Pharmacological advances in the treatment of insomnia

Abstract

Insomnia is a highly prevalent condition, and due to ongoing demand from patients suffering with this condition, new pharmacological treatments are actively being sought. As our neurophysiological understanding of insomnia grows, so too do the available treatment options. A significant advance in the treatment of insomnia came with the development of the nonbenzodiazepine hypnotic medications, zolpidem, zaleplon and eszopiclone. These medications have shorter durations of action than many traditional benzodiazepines and may be associated with less risk of tolerance and abuse. They have also been demonstrated to be helpful in cases in which insomnia is comorbid with depression or anxiety, leading to beneficial effects not only with sleep but also with mood and anxiety symptoms. Melatonin, a naturally-occurring substance intimately involved in the regulation of the circadian rhythm, has also been explored as a hypnotic.

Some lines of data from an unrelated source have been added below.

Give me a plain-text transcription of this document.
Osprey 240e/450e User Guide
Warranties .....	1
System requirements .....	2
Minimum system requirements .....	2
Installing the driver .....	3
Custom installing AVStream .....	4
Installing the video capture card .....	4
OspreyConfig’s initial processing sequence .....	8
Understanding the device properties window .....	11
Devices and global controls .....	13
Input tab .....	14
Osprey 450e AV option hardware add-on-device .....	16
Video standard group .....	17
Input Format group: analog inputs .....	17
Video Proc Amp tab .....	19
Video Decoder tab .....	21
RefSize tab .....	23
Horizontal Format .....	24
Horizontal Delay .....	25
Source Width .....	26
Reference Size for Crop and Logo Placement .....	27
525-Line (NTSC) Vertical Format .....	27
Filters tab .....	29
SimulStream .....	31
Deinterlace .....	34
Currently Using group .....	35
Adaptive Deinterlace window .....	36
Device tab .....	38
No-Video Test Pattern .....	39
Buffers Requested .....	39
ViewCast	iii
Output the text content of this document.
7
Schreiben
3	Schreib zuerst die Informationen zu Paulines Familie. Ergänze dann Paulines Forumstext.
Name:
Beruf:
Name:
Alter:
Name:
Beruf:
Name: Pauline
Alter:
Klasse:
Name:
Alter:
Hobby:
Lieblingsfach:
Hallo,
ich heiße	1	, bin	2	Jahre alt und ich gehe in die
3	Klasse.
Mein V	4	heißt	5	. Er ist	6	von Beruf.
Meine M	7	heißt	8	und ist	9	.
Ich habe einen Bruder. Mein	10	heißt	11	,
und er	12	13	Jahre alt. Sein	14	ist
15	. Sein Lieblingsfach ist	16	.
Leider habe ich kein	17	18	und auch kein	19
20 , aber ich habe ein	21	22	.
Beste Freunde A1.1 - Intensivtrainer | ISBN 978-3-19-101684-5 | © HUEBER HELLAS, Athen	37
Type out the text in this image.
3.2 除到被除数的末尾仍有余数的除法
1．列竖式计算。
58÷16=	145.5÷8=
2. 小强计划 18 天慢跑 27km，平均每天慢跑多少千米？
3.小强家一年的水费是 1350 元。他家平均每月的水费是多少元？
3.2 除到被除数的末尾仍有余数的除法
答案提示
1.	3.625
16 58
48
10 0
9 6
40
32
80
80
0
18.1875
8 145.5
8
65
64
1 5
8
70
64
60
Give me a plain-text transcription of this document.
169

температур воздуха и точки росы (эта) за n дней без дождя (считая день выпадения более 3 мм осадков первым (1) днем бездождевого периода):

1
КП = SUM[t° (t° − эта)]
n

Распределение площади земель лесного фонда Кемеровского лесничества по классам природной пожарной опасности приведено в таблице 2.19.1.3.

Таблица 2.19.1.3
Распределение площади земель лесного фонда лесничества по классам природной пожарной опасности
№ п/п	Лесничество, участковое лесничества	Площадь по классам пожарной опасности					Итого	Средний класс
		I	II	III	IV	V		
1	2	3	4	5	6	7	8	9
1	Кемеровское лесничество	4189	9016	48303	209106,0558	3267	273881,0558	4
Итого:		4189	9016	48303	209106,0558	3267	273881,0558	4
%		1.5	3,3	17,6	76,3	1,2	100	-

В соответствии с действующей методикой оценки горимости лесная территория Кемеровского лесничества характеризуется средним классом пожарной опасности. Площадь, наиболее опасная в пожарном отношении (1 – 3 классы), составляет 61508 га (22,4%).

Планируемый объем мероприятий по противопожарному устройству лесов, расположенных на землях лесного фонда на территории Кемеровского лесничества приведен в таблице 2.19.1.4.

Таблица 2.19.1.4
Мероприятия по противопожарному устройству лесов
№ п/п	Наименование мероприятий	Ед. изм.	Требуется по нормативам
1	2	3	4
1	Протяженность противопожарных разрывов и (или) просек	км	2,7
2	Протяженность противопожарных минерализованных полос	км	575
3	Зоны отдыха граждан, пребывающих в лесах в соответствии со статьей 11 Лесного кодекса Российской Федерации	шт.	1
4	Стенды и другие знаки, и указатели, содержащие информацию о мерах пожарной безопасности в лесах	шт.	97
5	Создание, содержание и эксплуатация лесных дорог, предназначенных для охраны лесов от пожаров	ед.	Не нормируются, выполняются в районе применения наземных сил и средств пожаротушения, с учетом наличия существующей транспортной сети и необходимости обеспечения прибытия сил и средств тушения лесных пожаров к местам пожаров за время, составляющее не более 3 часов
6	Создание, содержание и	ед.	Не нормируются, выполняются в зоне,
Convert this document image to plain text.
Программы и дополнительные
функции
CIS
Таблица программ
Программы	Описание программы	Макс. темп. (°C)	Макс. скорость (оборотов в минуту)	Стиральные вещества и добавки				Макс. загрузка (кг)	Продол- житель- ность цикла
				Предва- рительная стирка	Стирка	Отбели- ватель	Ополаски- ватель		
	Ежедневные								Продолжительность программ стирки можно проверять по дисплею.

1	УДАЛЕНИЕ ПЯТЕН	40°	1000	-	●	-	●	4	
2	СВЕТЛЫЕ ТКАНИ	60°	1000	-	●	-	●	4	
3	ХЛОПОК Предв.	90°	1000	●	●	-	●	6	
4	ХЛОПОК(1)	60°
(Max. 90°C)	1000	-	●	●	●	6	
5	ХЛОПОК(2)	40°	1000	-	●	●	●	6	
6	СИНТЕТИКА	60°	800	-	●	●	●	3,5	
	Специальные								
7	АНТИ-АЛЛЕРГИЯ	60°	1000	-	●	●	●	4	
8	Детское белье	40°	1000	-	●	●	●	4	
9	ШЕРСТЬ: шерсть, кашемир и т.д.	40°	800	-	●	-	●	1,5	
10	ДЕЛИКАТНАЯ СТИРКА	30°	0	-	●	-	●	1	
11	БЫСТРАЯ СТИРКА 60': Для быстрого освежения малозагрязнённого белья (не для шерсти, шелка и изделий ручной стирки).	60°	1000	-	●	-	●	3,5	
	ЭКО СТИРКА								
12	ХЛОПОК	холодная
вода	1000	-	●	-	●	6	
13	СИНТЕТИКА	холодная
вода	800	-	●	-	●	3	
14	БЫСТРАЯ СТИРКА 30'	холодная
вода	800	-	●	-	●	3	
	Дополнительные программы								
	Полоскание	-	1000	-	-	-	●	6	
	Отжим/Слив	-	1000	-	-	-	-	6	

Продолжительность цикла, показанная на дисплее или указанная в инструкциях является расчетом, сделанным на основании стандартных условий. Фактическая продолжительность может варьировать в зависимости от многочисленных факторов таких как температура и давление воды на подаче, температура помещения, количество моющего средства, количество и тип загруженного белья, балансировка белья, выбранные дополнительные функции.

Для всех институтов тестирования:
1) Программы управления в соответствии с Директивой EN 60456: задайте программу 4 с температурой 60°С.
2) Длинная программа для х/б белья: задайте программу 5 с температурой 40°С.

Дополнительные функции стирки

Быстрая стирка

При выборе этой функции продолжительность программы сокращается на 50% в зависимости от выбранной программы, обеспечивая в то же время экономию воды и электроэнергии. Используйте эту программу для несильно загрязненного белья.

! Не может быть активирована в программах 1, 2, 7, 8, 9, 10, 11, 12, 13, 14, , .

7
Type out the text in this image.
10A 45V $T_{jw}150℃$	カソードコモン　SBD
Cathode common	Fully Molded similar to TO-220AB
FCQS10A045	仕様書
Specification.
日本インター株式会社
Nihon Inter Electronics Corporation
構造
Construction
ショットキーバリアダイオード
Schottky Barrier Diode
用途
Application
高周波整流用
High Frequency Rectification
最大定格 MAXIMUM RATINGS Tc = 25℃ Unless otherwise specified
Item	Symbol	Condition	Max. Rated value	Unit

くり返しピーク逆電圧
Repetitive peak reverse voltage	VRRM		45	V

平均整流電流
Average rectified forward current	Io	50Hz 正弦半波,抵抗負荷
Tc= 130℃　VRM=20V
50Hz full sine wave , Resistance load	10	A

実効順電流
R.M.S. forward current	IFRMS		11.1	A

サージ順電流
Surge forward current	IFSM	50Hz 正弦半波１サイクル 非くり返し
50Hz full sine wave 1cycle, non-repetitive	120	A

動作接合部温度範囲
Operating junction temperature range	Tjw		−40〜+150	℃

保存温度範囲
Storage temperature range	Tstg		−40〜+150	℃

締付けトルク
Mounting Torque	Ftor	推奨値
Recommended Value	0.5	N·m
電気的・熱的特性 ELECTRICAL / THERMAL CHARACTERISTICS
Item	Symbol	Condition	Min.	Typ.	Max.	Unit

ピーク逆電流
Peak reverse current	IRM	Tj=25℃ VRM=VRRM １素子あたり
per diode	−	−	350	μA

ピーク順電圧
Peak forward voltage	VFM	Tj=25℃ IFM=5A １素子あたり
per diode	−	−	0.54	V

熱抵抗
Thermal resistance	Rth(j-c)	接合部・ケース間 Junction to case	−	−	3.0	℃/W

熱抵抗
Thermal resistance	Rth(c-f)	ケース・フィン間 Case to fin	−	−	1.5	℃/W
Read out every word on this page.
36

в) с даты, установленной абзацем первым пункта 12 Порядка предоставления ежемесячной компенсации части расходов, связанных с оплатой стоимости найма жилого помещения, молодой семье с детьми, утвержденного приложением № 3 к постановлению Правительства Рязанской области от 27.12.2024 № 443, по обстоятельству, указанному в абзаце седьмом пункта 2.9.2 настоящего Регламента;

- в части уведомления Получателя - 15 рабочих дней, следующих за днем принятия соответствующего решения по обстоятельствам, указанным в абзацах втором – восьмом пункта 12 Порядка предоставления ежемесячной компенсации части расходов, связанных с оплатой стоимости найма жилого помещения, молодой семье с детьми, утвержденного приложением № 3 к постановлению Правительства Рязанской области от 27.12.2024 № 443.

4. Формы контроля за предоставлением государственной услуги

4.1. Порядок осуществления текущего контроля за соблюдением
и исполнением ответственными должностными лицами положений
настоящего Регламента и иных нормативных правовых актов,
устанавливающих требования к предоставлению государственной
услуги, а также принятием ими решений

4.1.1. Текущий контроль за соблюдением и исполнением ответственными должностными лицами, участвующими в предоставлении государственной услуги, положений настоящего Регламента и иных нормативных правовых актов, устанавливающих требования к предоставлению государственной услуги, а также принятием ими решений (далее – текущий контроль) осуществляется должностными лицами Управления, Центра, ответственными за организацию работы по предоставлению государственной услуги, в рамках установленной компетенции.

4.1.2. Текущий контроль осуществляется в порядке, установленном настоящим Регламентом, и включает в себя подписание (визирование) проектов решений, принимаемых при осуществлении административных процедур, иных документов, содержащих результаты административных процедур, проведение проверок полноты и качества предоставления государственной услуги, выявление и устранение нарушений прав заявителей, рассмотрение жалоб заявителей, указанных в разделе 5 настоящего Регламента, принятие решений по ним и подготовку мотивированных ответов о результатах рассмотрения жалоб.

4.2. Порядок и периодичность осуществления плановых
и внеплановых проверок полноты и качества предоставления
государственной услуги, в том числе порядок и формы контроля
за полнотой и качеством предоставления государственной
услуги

Little data to date support its use; however, there is evidence that ramelteon, a melatonin agonist, may be helpful for sleep initiation difficulties. Tri-cyclic antidepressants have long been used for insomnia, but use has been limited by unwanted anticholinergic side effects. Low-dose doxepin, at doses of 3 and 6mg, has been demonstrated to have the unique property among its class of being free of anticholinergic effects at those doses. In addition, it seems to have particular efficacy for sleep maintenance insomnia, exhibiting the most robust effects in the latter third of the night. The hypocretin/orexin system has been identified as a possible target. Almorexant, a hypocretin/orexin antagonist displayed evidence of efficacy during Phase III clinical trials but these trials were recently discontinued due to its side effect profile. Another hypocretin/orexin antagonist with a different mechanism of action, MK-4035, is presently in clinical trials. Serotonin antagonists and inverse agonists have been investigated; however, a recent trial with APD125 was discontinued due to lack of efficacy. Sodium oxybate has been used off-label for insomnia by some providers, although data supporting its use are limited. While the sleep-promoting effects of GABA(A) (nonbenzodiazepines and benzodiazepines) enhancement is well-established, newer research examining other mechanisms of action suggest that agents which modulate the histaminergic, serotonergic, melontonergic, and hypocretin/orexin and perhaps GABA-B systems show promise.